Chromatophobia Read online




  Chromatophobia

  by

  W. D. County

  Also by W. D. County:

  Sammi

  Quest for the Blue Crystal

  The Scent of Distant Worlds

  Copyright © 2019 by W. D. County. All rights reserved.

  Acknowledgments:

  Special thanks to Ed Frownfelter, Jerry Horne, and Stephanie Edwards for their insights and recommendations on this novel.

  Published by Summit Scribes Press. Lee’s Summit, Missouri.

  Chapter 1

  The voice in my earpiece said, “Okay, Sergeant. Target coming into view.”

  I hadn’t met the man behind the voice, which was probably typical of CIA spooks. They asked for the best shot in the Corps, and DoD happily cut orders for my special assignment. The mission made me nervous. Not the killing; as a sniper I’d retired hundreds of threats. The uneasiness came because for all those past jobs I’d been in uniform and in hostile territory, never in civilian clothes inside a friendly city.

  “I see her.” The woman walking down the gangplank of the cruise ship matched the photographs I’d been given: thirty-something, five foot eight inches, hundred and twenty pounds, straight shoulder-length dark hair, wearing dark slacks and a light-colored blouse. She carried a thick, shiny briefcase in her left hand. I didn’t know her name and preferred it that way. My briefing covered when and where. The who was a black-and-white photo of the target. I give targets pseudonyms. Hers was Sea Hag.
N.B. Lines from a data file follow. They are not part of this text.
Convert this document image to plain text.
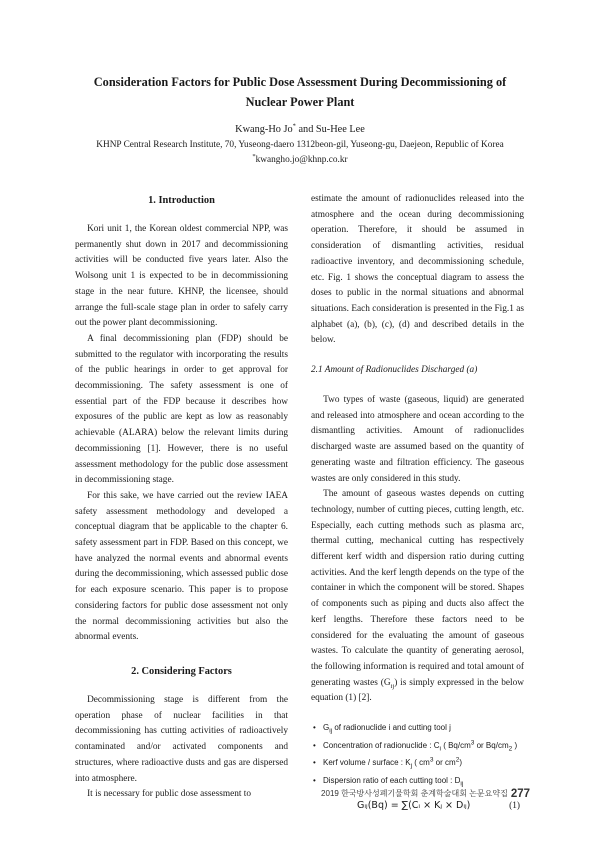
Consideration Factors for Public Dose Assessment During Decommissioning of
Nuclear Power Plant
Kwang-Ho Jo* and Su-Hee Lee
KHNP Central Research Institute, 70, Yuseong-daero 1312beon-gil, Yuseong-gu, Daejeon, Republic of Korea
*kwangho.jo@khnp.co.kr
1. Introduction

Kori unit 1, the Korean oldest commercial NPP, was permanently shut down in 2017 and decommissioning activities will be conducted five years later. Also the Wolsong unit 1 is expected to be in decommissioning stage in the near future. KHNP, the licensee, should arrange the full-scale stage plan in order to safely carry out the power plant decommissioning.

A final decommissioning plan (FDP) should be submitted to the regulator with incorporating the results of the public hearings in order to get approval for decommissioning. The safety assessment is one of essential part of the FDP because it describes how exposures of the public are kept as low as reasonably achievable (ALARA) below the relevant limits during decommissioning [1]. However, there is no useful assessment methodology for the public dose assessment in decommissioning stage.

For this sake, we have carried out the review IAEA safety assessment methodology and developed a conceptual diagram that be applicable to the chapter 6. safety assessment part in FDP. Based on this concept, we have analyzed the normal events and abnormal events during the decommissioning, which assessed public dose for each exposure scenario. This paper is to propose considering factors for public dose assessment not only the normal decommissioning activities but also the abnormal events.

2. Considering Factors

Decommissioning stage is different from the operation phase of nuclear facilities in that decommissioning has cutting activities of radioactively contaminated and/or activated components and structures, where radioactive dusts and gas are dispersed into atmosphere.

It is necessary for public dose assessment to

estimate the amount of radionuclides released into the atmosphere and the ocean during decommissioning operation. Therefore, it should be assumed in consideration of dismantling activities, residual radioactive inventory, and decommissioning schedule, etc. Fig. 1 shows the conceptual diagram to assess the doses to public in the normal situations and abnormal situations. Each consideration is presented in the Fig.1 as alphabet (a), (b), (c), (d) and described details in the below.

2.1 Amount of Radionuclides Discharged (a)

Two types of waste (gaseous, liquid) are generated and released into atmosphere and ocean according to the dismantling activities. Amount of radionuclides discharged waste are assumed based on the quantity of generating waste and filtration efficiency. The gaseous wastes are only considered in this study.

The amount of gaseous wastes depends on cutting technology, number of cutting pieces, cutting length, etc. Especially, each cutting methods such as plasma arc, thermal cutting, mechanical cutting has respectively different kerf width and dispersion ratio during cutting activities. And the kerf length depends on the type of the container in which the component will be stored. Shapes of components such as piping and ducts also affect the kerf lengths. Therefore these factors need to be considered for the evaluating the amount of gaseous wastes. To calculate the quantity of generating aerosol, the following information is required and total amount of generating wastes $(G_{ij})$ is simply expressed in the below equation (1) [2].

• $G_{ij}$ of radionuclide i and cutting tool j
• Concentration of radionuclide : $C_i$ ( $Bq/cm^3$ or $Bq/cm_2$ )
• Kerf volume / surface : $K_j$ ( $cm^3$ or $cm^2$)
• Dispersion ratio of each cutting tool : $D_{ij}$
Gᵢⱼ(Bq) = ∑(Cᵢ × Kⱼ × Dᵢⱼ)	(1)
2019 한국방사성폐기물학회 춘계학술대회 논문요약집 277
  My room on the tenth floor of the Grand Chancellor hotel in Hobart, Australia, gave a perfect head-on view of the icebreaker Ywam Liberty and the pier where she’d docked after returning from a supply mission to Antarctica. Several disembarking people surrounded the woman, making a clean shot impossible.

  The voice said, “Take the shot.”

  I hissed into the mic. “Negative. Too many noncombatants.” The man walking behind Sea Hag presented a problem, as did the preteen girl hanging on his arm. The bullet would go through the woman and into the man. Or a bit of bone might deflect the shot, sending it into the girl.

  “Take the shot. Collateral damage acceptable.” Irritation permeated his words.

  I stared through the scope of the M40A5 sniper rifle at the target four hundred yards away. The .300-caliber Winchester Magnum ammo had a 180-grain bullet and a muzzle velocity of 3,000 fps. I mentally factored in the other variables: elevation at 150 feet above sea level, air temperature of 73F, and wind at dead calm. I rarely refer to a ballistics chart. The bullet would drop twenty-one inches on its way to the target. I adjusted the elevation on the scope accordingly.

  The ability to turn off emotions is a useful skill. Unfortunately, that empty, quiet place eluded me today. I wondered if the man, woman, and child were a family. They looked happy. The uneasiness I’d felt at the beginning of this mission intensified. What the hell am I doing here?

  “Take the shot, jarhead. Target’s nearly off the ramp. I’m ready to grab the case.”

  Mystery man’s irritation started to bug me. As a Marine sniper scout, I was used to working alone.

  I stopped breathing and became aware of my pulse in order to squeeze the trigger between heartbeats. I could do this. I’d never backed down from a mission. I always followed orders. Lawful orders.

  My gaze strayed to the little girl. Was this lawful? Why did it feel like an act of terrorism? I imagined hearing the crack of the rifle shot. The blossom of blood on the woman. The bullet continuing its trajectory into the man. The screams. The panic. A child left orphaned.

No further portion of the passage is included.